MONTALE. A noi che l’abbiamo conosciuto nello sviluppo dell’inchiesta giornalistica sulla Misericordia di Agliana, piace ricordarlo con una definizione che, siamo certi, avrebbe gradito: l’antesignano della trasparenza, della correttezza e della democrazia. In ogni luogo.

Paolo, era una persona libera, con una mente libera che non ha mancato di rivendicare, con costanza e rigore, gli essenziali princìpi di giustizia sociale ed equità, che vengono richiamati in modo spesso strumentale dalla generalità dei cittadini omologati. E non aveva paura di dire la verità.

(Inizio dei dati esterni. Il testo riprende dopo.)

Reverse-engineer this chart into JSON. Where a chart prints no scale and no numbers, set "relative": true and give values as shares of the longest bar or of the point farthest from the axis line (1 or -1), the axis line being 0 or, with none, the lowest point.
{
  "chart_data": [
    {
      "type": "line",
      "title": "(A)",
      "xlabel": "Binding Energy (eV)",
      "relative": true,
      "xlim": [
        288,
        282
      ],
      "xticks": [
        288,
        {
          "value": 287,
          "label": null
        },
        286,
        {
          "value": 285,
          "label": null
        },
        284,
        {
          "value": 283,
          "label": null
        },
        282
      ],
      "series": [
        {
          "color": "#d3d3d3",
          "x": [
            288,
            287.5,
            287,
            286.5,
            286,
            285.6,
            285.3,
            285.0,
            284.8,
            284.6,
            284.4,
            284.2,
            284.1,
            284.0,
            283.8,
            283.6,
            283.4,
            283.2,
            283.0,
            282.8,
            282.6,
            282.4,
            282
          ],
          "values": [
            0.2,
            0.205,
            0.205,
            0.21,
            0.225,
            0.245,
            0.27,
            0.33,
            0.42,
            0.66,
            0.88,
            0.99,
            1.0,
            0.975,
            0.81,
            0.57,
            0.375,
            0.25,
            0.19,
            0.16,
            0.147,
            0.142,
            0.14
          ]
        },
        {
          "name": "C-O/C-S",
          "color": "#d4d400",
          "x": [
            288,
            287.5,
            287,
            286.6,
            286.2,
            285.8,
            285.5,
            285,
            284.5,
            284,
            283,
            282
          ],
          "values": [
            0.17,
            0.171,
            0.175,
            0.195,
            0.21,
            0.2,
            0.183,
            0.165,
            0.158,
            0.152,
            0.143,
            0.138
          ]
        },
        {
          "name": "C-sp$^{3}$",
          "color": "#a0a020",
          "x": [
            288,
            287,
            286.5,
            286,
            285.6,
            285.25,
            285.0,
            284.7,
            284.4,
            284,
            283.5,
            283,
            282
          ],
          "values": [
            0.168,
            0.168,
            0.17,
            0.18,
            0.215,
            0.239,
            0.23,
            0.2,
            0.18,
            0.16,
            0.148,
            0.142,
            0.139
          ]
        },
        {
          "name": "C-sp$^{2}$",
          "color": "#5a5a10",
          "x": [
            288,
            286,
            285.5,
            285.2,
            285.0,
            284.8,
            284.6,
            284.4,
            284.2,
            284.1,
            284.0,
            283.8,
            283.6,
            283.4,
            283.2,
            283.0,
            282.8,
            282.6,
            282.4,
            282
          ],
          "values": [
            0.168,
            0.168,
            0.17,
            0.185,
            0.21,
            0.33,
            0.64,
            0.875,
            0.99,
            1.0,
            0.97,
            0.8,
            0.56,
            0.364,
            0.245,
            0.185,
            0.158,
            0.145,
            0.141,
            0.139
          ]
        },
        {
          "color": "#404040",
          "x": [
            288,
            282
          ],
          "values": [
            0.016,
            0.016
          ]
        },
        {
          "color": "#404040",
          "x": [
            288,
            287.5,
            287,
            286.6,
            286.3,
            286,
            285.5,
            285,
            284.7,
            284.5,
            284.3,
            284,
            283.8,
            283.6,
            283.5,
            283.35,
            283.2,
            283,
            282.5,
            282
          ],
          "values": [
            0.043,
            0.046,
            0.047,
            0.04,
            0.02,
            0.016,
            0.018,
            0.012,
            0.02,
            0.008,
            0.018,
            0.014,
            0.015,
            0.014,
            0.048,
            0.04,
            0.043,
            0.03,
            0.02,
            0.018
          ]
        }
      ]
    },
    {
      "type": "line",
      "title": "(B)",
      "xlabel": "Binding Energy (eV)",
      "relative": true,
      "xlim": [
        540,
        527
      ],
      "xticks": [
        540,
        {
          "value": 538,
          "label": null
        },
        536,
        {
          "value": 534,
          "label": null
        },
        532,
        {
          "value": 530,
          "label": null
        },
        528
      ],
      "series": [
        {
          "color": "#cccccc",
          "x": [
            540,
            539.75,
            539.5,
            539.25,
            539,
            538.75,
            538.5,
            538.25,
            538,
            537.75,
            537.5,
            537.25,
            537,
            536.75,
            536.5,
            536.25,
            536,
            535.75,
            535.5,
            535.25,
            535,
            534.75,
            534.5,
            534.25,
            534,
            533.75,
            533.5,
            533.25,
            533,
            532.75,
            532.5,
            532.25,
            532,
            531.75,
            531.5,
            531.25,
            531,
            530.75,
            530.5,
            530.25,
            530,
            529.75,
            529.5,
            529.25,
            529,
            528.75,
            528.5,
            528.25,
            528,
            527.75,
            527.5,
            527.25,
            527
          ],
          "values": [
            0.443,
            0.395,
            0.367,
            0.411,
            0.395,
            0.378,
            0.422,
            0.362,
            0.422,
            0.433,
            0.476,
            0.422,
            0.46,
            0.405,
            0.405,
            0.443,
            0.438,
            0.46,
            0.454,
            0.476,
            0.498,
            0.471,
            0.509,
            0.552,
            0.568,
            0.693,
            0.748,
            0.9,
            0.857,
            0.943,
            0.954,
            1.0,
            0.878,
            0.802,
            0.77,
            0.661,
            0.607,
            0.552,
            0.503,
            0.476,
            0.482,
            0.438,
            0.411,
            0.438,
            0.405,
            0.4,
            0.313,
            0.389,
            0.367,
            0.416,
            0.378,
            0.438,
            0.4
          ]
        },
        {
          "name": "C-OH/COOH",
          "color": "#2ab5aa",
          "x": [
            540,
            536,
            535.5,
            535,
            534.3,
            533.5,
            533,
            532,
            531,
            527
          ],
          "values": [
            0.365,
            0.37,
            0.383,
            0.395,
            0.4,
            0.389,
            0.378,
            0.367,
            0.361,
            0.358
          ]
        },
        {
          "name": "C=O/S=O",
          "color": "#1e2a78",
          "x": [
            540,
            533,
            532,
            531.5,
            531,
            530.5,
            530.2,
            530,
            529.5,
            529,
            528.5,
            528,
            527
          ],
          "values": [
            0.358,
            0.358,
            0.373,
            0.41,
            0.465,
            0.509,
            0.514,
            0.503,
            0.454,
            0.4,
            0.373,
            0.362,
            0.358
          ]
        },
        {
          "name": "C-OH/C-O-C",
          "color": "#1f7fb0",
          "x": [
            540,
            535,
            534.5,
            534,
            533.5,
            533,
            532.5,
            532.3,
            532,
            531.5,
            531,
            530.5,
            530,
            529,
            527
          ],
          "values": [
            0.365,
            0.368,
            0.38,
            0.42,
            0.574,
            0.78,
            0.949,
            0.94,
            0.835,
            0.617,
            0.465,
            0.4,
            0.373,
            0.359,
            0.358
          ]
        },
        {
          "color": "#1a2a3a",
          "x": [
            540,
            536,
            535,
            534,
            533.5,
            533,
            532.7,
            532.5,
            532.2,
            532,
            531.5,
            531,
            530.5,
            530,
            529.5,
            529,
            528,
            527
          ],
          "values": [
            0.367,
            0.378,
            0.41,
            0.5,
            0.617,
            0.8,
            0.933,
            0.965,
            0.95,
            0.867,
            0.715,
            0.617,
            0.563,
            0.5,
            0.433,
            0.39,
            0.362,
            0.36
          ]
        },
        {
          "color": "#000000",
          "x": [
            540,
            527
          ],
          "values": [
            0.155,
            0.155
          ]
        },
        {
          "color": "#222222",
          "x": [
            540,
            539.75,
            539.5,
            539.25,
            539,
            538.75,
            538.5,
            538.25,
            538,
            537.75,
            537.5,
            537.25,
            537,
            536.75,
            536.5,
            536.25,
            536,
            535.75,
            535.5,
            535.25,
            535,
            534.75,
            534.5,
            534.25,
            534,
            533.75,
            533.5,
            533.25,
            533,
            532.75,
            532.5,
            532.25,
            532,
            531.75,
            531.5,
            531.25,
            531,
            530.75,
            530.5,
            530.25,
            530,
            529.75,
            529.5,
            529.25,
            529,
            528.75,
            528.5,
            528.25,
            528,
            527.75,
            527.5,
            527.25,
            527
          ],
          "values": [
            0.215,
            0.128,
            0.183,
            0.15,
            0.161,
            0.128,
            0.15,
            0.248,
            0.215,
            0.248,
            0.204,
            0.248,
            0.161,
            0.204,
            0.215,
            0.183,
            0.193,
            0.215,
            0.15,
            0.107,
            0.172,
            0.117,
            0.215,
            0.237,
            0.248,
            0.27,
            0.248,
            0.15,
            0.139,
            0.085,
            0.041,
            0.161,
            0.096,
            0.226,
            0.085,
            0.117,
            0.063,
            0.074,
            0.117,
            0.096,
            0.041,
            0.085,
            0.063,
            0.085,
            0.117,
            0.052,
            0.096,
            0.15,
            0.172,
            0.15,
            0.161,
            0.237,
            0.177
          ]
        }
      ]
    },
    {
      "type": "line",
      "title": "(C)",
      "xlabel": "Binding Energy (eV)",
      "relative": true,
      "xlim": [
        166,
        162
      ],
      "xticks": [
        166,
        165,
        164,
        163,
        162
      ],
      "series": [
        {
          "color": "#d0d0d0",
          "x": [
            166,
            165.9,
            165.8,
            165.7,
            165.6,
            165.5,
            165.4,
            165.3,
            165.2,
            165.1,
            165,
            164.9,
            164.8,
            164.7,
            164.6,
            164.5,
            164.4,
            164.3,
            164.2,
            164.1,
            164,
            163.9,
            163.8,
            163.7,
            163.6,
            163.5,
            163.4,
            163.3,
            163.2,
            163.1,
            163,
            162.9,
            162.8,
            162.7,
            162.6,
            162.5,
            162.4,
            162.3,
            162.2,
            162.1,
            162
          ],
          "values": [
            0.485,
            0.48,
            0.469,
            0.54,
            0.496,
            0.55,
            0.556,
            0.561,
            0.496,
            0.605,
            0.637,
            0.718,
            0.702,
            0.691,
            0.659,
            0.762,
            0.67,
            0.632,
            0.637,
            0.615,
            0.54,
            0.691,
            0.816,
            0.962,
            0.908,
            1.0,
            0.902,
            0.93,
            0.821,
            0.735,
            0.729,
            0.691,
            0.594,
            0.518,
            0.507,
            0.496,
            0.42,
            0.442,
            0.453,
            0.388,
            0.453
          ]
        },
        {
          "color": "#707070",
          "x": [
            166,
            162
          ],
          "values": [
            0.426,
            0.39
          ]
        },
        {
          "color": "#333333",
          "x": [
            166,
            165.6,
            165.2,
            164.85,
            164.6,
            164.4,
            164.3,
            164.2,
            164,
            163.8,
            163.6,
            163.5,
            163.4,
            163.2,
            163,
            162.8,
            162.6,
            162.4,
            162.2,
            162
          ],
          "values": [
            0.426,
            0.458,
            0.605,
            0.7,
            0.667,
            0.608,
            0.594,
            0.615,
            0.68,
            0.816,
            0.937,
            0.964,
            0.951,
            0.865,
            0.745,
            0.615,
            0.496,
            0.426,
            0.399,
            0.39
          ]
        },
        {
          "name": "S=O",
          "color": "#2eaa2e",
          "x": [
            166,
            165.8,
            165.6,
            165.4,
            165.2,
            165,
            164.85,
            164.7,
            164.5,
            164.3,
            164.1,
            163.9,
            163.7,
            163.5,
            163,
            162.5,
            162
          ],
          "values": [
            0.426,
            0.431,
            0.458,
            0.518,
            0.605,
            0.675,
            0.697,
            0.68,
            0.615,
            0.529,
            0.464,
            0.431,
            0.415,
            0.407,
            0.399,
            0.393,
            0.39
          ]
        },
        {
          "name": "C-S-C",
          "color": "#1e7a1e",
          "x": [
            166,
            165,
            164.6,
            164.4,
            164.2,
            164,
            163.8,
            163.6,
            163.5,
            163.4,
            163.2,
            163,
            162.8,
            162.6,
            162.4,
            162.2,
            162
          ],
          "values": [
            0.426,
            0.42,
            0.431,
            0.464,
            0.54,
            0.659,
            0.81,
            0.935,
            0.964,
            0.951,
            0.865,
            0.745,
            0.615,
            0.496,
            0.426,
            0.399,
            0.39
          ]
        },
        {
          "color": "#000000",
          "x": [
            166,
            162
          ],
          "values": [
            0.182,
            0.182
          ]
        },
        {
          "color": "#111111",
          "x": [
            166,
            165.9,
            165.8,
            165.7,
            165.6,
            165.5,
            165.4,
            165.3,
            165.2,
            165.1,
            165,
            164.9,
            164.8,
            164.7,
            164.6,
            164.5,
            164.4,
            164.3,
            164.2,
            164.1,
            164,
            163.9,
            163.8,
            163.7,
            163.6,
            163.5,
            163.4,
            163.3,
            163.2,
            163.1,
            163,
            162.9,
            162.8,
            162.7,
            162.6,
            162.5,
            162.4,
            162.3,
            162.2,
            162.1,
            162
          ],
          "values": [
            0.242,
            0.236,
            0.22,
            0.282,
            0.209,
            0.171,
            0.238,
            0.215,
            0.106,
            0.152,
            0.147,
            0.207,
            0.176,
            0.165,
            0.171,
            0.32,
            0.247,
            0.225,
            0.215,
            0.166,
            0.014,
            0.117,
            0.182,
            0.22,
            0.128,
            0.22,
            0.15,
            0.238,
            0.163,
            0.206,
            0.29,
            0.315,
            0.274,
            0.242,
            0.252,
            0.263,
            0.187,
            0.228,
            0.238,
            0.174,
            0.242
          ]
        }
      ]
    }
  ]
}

Questo non lo rivendicava solo nella “sfera sociale”. Chi lo ha conosciuto come impresario, potrà testimoniare la sua onestà intellettuale che, nel precipitare della procedura concorsuale, lo vide impegnato prima e comunque, a tutelare le poche disponibilità in favore dei suoi dipendenti.

Noi lo abbiamo conosciuto quando la malattia lo aveva già colpito, ma ci piace ricordare l’apprezzamento che ci riservava per le notizie pubblicate, prima con il blog Quarrata/news, e poi con Linee Future. Ci diceva: “… questo pezzo mi è piaciuto: è come avere una terapia, mi farà bene”.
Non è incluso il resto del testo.